Pourquoi dans ces conditions rester membre de
l'association si l'on peut bénéficier librement de ses
travaux sans y adhérer ? Et pourquoi payer une adhésion si
tout devient gratuit ?
Et bien permettez moi de répondre en tant que nouveau
président de la SGBB, en vous exposant notre vision de la
généalogie associative :
« Société » généalogique, la SGBB a comme modèle les «
sociétés » savantes d'autrefois, plutôt que les « sociétés »
commerciales d'aujourd'hui. Avec la révolution numérique et
son impact sur la pratique de la généalogie, les cercles
doivent impérativement s'adapter en utilisant
intelligemment l'outil internet et en changeant profondément
de « modèle ». Ils sont confrontés aux mêmes problématiques
que doivent résoudre les producteurs de contenus : presse,
musique, édition, encyclopédies... Comme toute mutation, ce
changement est difficile, car au-delà des éventuelles
résistances, il nécessite d'abord des compétences nouvelles,
dont les cercles ne disposent pas forcément. A commencer par
la maîtrise des nouvelles technologies (gestion de bases de
données, gestion éditoriale, développements web...).

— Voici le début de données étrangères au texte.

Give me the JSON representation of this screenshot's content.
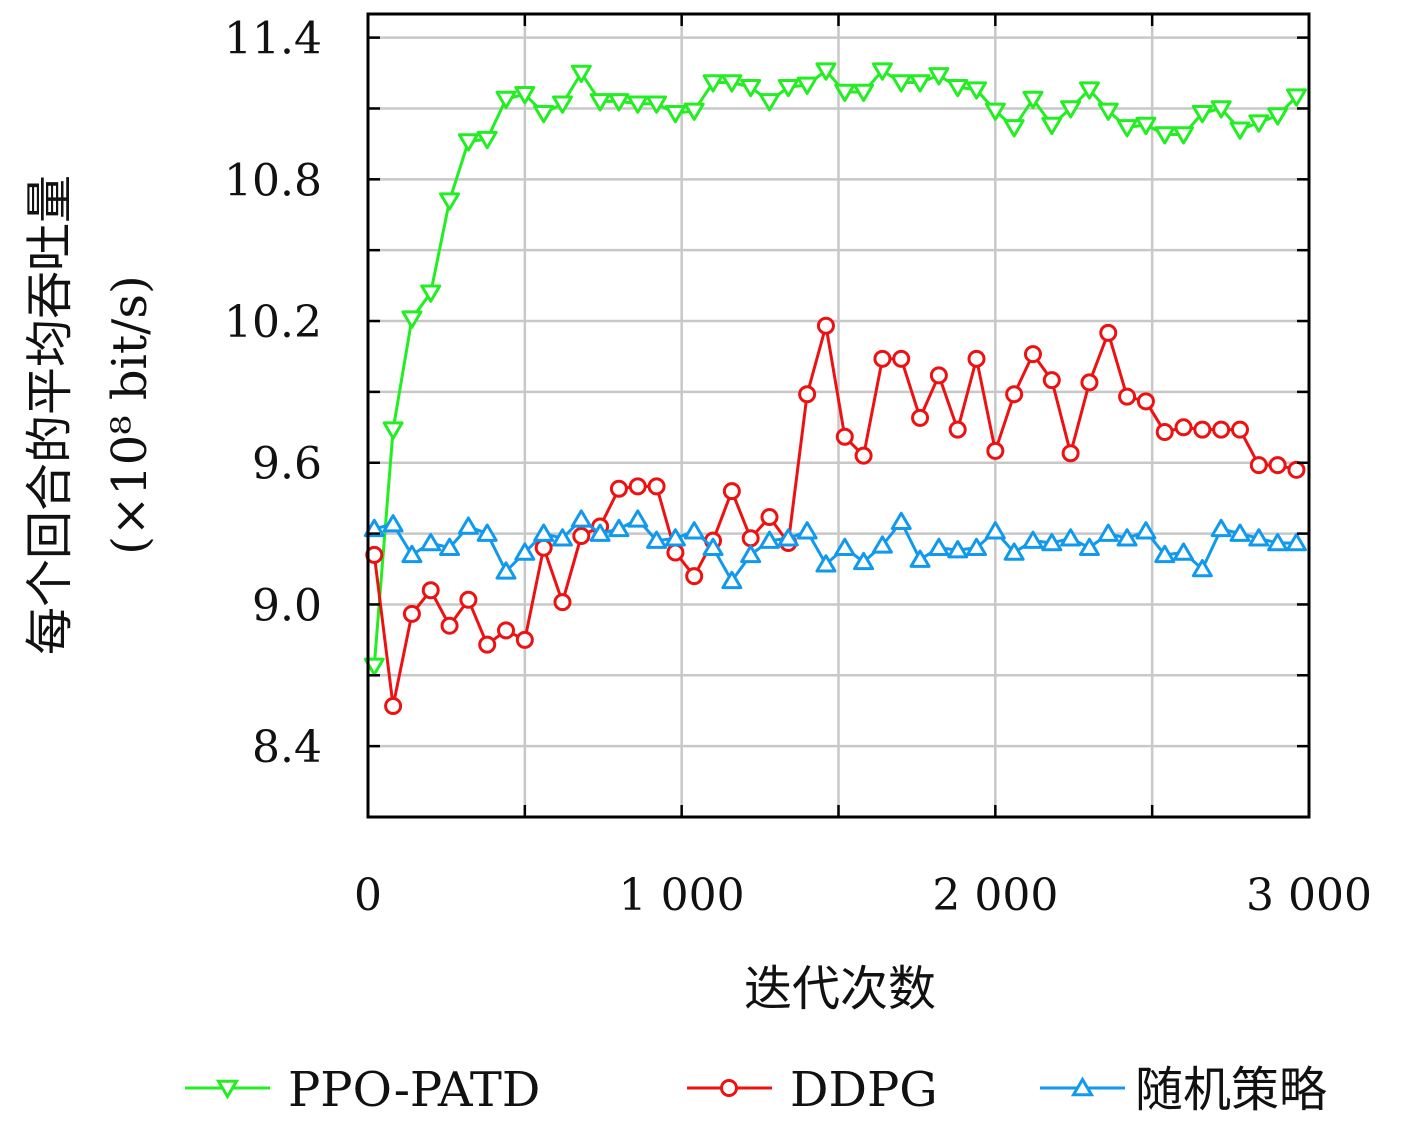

La mission et la raison d'être des associations
généalogiques, n'ont cependant pas lieu de changer. Un
membre d'une association n'a pas vocation à être un « usager
» encore moins à devenir un client. Nous croyons qu'être
membre d'une association généalogique :
- c'est partager sa passion et le fruit de ses
recherches dans un esprit d'entraide,
- c'est contribuer à la réalisation d'un projet
collectif, soit en y participant, soit en le soutenant
(y compris financièrement), voire les deux à la fois !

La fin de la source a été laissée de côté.